The military strategist Clausewitz described the fog of war as friction. For Clausewitz, war was different in practice than on paper. You can have a strategy, a plan, and well-rehearsed tactics, but as soon as you come into contact with the enemy, there are so many variables that much of your best laid plans go out the window. The opposing force is pursuing its own outcomes, outcomes diametrically opposed to yours.
Your prospective client isn’t your enemy (and you should never think of them as such). And you never engage with your competitors in anything that resembles the kind of direct conflict that defines a military competitor (you’re both competing to win hearts and minds, you do this without ever engaging with each other as “enemies.”).
But the metaphor still works. In sales, there is friction.
Friction Inside Your Client’s Company
You encounter friction within your client’s company. The status quo (and it’s many defenders) produce friction by opposing change. The stakeholders that prefer a different solution or a different provider produce friction by opposing your efforts.
Sometimes you encounter friction when another project pops up and takes precedence over a deal you’ve been working on. Or maybe the stakeholder that was sponsoring your initiative leaves the company, a loss that sinks your project (or at least sets it back).
Your competitors also produce friction. They create value in a way that is different from the way you create value. The attractive parts of the value they create can cause your client to change their minds about what they want. It can also make them prefer something different, something you don’t offer.

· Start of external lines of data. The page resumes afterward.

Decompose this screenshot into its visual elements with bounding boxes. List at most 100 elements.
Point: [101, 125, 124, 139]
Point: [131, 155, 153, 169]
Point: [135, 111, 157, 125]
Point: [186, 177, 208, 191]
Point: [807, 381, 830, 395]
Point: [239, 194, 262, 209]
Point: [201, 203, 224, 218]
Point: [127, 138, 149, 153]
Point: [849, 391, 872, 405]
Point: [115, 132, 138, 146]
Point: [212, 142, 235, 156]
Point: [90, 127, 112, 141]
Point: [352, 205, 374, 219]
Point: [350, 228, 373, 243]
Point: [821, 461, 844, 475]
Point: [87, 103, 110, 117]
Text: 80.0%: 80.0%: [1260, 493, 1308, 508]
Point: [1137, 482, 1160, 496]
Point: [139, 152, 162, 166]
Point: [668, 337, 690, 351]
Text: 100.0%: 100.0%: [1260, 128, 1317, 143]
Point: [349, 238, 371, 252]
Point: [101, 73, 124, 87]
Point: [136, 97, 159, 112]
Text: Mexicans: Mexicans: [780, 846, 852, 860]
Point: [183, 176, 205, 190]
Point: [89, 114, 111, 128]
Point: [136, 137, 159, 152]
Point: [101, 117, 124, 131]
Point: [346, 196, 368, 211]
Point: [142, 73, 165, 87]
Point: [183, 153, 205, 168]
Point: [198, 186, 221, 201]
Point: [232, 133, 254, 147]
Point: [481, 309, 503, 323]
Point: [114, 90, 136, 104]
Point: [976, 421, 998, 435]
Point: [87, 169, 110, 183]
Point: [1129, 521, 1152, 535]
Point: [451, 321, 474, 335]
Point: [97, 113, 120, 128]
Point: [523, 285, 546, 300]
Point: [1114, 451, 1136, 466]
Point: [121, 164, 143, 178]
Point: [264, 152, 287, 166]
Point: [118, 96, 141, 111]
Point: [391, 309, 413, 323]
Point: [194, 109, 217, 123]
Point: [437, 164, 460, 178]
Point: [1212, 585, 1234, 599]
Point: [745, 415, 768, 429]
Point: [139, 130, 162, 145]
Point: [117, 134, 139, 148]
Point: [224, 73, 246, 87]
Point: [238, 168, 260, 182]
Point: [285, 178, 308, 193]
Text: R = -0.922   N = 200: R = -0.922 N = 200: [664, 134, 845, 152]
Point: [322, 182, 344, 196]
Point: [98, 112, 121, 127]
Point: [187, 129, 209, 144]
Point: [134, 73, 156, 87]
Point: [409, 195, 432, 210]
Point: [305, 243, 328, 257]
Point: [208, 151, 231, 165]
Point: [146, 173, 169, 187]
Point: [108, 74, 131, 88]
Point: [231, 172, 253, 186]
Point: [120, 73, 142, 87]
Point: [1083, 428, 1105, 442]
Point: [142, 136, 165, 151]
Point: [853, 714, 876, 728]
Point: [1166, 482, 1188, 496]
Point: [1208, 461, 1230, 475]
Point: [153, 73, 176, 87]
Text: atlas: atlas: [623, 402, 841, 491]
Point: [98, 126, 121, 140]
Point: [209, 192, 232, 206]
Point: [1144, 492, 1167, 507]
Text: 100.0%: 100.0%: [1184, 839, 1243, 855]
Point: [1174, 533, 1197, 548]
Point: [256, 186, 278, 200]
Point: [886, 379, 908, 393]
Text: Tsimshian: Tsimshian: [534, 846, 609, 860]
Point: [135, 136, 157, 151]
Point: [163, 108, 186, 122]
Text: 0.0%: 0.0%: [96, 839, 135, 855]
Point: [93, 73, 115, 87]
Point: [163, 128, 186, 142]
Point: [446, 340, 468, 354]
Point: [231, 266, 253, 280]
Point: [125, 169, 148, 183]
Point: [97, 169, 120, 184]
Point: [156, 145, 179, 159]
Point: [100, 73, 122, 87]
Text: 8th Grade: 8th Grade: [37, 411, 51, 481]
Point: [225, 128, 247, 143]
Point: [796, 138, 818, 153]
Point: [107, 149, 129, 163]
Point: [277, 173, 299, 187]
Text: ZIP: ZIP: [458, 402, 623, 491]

Your competitor’s pricing model can produce all kinds of friction, especially when you have very different business models.
Your competitors are good at what they do, too; they are also winning hearts and minds–maybe some of the very hearts and minds that you need. This is another list that could continue on for pages.
Dealing with Friction
Friction is inevitable. To combat friction, you need to follow the rules of this disruptive age.
As a salesperson, you need to develop yourself so that you are better prepared to deal with friction. You need to observe what’s happening, orient yourself, decide what you need to do, and act (The OODA Loop). You need to think about what needs to change in order for you to win. You also need to study your wins and your losses so that you can duplicate what works and eliminate what doesn’t.
As a sales leader, you need to spend your time preparing your sales force to think for themselves, to exercise their initiative, and to be resourceful. Effectively dealing with friction requires creative solutions. Mostly it requires creative solutions on the spot. A lot of the answers aren’t going to be found within the confines of your sales process (although the creative solutions should be captured and codified so they can be shared).
What are the challenges that occur as you pursue an opportunity where your sales strategy and sales process provide no guidance?
How do you deal with obstacles to an opportunity when you’ve never before experienced that obstacle?
How do you prepare for problems, challenges, and opportunities that haven’t yet occurred?
How do you lead people in a way that allows them to successfully deal with new, unique, and difficult obstacles?